Dalam arti tidak dilakukan secara kritis untuk tetap bisa menilai.
 Indra, Dalam pandangan filosof sains modern indra adalah
peralatan pada diri manusia sebagai salah satu sumber internal
pengetahuan. Untuk mengetahui kemampuan indra bisa diajukan
pertanyaan, bagaimana bisa mengetahui besi dipanaskan bisa
memuai atau air bisa membeku menjadi es, menurut filsafat sains
sekuler terhadap pertanyaan seperti ini indra bisa menjawabnya.
Ilmu sekuler mengembangkan prinsip tersebut secara metodis
melalui pengamatan terarah dan eksperimen untuk mendapatkan
data dari fakta emperik. Untuk mewujudkan hal itu, ilmu sekuler
menggunakan peralatan teknologis untuk menjalankan prinsip
presepsi indra dalam mempresepsi secara terarah terhadap data,
fakta yang relefan.
 Akal, Dalam kenyataan ada pengetahuan tertentu yang bisa
dibangun oleh manusia tanpa harus atau tidak bisa
mempresepsinya dengan indra terlebih dahulu manusia bisa
membangun pengetahuan. Bertitik tolak dari pandangan seperti ini,
maka filsafat ilmu sekuler menempatkan akal adalah salah satu
sumber ilmu pengetahuan. Pandangan ini merupakan representasi
dari pandangan filsafat rasionalisme yang dalam pandangan
moderatnya berpendirian bahwa manusia memiliki potensi
mengetahui.
 Intuisi, Bahwa suatu sumber pengetahuan yang mungkin adalah
intuisi atau pemahaman yang langsung tentang pengetahuan yang
tidak merupakan hasil pemikiran yang sadar atau presepsi rasa
yang langsung. Memahami istilah intuisi dalam arti kesadaran
tentang data-data yang langsung dirasakan. Jadi intuii merupakan
pengetahuan tentang diri sendiri. Intuisi ada dalam pemahaman
kita tentang hubungan antara kata-kata yang membentuk
bermacam-macam langkah dan argumen.

2. Sumber ilmu menurut sains Islam


Islam melihat Allah sebagai maha pencipta dan yang diciptakan
sebagai hamba, manusia termasuk yang diciptakan.

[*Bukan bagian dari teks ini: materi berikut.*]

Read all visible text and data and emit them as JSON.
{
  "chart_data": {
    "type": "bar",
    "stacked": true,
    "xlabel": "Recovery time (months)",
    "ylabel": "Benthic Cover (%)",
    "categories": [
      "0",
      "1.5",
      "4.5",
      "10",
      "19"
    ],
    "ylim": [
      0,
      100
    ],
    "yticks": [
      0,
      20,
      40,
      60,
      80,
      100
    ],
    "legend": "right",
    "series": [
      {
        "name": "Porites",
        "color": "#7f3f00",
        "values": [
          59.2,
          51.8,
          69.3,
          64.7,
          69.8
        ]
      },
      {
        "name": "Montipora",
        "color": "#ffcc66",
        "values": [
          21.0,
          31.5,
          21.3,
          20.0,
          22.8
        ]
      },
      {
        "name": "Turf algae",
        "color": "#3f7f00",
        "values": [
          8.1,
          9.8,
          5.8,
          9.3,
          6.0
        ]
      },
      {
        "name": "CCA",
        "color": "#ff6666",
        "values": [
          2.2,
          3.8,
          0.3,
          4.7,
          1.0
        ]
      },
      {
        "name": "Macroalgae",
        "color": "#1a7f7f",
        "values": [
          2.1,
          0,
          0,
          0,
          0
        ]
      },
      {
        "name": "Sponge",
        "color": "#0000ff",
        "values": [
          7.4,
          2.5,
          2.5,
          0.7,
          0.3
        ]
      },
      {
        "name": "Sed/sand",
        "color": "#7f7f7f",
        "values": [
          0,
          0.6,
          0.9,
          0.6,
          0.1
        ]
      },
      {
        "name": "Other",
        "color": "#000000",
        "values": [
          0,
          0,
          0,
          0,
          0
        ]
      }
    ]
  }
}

Maka yang dihasilkan
oleh manusia adalah memiliki beberapa kelemahan, dengan kekurangan
dan kelemahan itu tidak mungkin ia sebagai sumber ilmu. Dan Allah yang
mengajarkan kepada manusia tentang apa yang tidak diketahuinya, dan
melengkapi manusia segala perlengkapan dan fasilitas mendengar,
melihat, dan hati sebagai timbangan atas apa yang hendak dibuat oleh
manusia. Dan Allah sudah tegaskan dalam QS. Al- Nahl (16): 78: Bahwa
Allah keluarkan manusia dari perut ibunya masih dengan tidak tahu apa-
apa. Pada saat itu Allah melengkapi pada manusia pendengaran,
penglihatan agar manusia itu menyadari dan bersyukur atas apa yang
diberikan dan pada ayat lain Allah menyuruh manusia itu untuk selalu
belajar mencari ilmu, melalui pendidikan. Ini menunjukkan bahwa
manusia bukan sumber ilmu tetapi sumber ilmu itu dari Allah.
Pandangan bahwa Allah adalah sumber ilmu tidak berarti bahwa
manusia tidak memiliki ilmu tetapi Allah sebagai sumber ilmu yang
mengajarkan kepada manusia apa-apa yang tidak diketahuinya, dan Allah
melengkapi manusia segala perlengkapan dan jalan yang meniscayakan
manusia mengusahakan untuk perolehan ilmu. Dan manusia bisa menjadi
jalan bagi manusia lain untuk memperoleh ilmu dan orang seperti adalah
orang yang mempunyai otoritas yang diperoleh dari Allah sebagai jalan
bagi manusia lain untuk memperoleh bagian kecil dari ilmu Allah yang
banyak itu. Maka tidak mungkin manusia menjadi sumber ilmu.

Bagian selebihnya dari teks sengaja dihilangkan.